Bis 2022 müssen alle deutschen Behörden ihre Verwaltungsleistungen elektronisch anbieten und die einzelnen Portale zu einem Verbund verknüpfen. Das LBEG Landesamt für Bergbau, Energie und Geologie, Hannover, hat jetzt mit der „Norddeutsche Bohranzeige Online“ einen bedeutenden Schritt in Richtung digitale Verwaltung gemacht.

Über die „Norddeutsche Bohranzeige Online“ können in Zukunft alle Bohrungen der vier Bundesländer Niedersachsen, Schleswig-Holstein, Hamburg und Bremen angezeigt werden, für die nach Lagerstättengesetz oder Berggesetz eine Anzeigepflicht besteht. Dazu zählen unter anderem Bohrungen nach Erdwärme, Grundwasser und Rohstoffen.
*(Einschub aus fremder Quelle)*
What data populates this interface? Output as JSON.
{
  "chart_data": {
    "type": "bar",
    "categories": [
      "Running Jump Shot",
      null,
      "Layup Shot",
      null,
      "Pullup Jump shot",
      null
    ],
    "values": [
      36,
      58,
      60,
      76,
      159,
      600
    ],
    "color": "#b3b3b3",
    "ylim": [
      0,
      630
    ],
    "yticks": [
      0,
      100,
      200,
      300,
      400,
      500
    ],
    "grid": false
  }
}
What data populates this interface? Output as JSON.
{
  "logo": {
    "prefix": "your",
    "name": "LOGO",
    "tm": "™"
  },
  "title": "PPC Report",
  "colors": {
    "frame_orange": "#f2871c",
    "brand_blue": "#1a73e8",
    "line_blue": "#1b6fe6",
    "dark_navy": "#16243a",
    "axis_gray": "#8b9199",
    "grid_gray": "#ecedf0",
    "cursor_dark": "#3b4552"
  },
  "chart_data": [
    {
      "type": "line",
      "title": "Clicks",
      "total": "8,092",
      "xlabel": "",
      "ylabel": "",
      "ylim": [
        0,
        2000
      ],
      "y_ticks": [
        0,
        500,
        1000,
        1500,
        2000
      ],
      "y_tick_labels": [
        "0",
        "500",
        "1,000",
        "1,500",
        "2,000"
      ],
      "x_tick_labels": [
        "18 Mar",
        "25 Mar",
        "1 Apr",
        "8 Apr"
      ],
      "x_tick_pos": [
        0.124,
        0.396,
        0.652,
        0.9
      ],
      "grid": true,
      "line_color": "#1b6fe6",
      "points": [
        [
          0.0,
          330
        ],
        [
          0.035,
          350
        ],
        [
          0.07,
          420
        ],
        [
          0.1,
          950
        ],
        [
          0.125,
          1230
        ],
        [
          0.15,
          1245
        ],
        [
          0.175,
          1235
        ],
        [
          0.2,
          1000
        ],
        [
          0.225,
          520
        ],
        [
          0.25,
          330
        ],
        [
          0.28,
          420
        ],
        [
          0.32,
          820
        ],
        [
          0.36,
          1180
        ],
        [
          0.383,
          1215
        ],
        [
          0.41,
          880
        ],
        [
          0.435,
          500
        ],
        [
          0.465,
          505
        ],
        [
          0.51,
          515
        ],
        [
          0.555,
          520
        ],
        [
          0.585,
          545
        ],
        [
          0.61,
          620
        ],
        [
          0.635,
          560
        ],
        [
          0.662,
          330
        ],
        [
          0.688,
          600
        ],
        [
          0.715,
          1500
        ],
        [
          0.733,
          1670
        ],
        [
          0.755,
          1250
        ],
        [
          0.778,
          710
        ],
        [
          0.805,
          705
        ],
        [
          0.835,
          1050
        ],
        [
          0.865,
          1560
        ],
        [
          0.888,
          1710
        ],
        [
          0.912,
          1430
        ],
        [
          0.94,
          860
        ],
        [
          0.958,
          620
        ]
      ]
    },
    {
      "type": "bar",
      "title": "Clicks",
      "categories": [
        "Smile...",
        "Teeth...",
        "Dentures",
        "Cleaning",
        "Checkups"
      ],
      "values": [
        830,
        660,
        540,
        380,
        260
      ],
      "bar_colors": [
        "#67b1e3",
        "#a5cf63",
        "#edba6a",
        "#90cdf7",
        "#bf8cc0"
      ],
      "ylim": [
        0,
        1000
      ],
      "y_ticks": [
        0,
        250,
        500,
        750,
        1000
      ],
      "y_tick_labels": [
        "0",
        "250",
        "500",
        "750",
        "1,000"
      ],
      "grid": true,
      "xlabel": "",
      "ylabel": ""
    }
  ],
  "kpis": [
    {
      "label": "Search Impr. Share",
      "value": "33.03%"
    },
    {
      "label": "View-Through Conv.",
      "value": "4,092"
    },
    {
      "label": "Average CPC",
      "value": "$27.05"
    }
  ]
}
Bürger sowie Unternehmen müssen sich vor Bohrbeginn nur fristgerecht an das LBEG und nicht mehr zusätzlich an die jeweils zuständigen geologischen Landesämter wenden. Für Niedersachsen und Bremen wird außerdem die Anzeige nach Wasserhaushaltsgesetz bei den Landkreisen ermöglicht. Damit ist in diesen Bundesländern zur Verwaltungsvereinfachung nur noch eine statt bis zu drei Anzeigen notwendig und diese kann online erfolgen. Das LBEG übernimmt ab sofort mit der „Norddeutsche Bohranzeige Online“ die Verteilung der Anzeige an die zuständigen Behörden in den vier Bundesländern.

Wer beispielsweise eine Brunnenbohrung zur Gartenbewässerung oder eine Erdwärmebohrung niederbringen möchte, spart durch das neue digitale System Briefverkehr und Behördengänge. Angegeben werden müssen bei der Anzeige der Auftraggeber, die ausführende Firma, die Lage des Vorhabens und eine Beschreibung des Vorhabens (u. a. Bohrzweck, Bohrverfahren, Bohrbeginn). Die „Norddeutsche Bohranzeige Online“ wurde gemeinsam mit den geologischen Diensten der vier beteiligten Bundesländer unter Federführung des LBEG erstellt. Sie löst mit ihrem neuen und überarbeitetem Layout sowie erweiterter Funktionalität die alte und bisher nur für das LBEG gültige Internetanwendung „Bohranzeige online“ ab.

Allein über dieses Portal sind in den vergangenen Jahren 500 bis 600 Anzeigen pro Monat eingegangen – rund 50 % davon waren Erdwärmebohrungen.

Das LBEG wird künftig auch das Thema Digitalisierung und E-Government vorantreiben.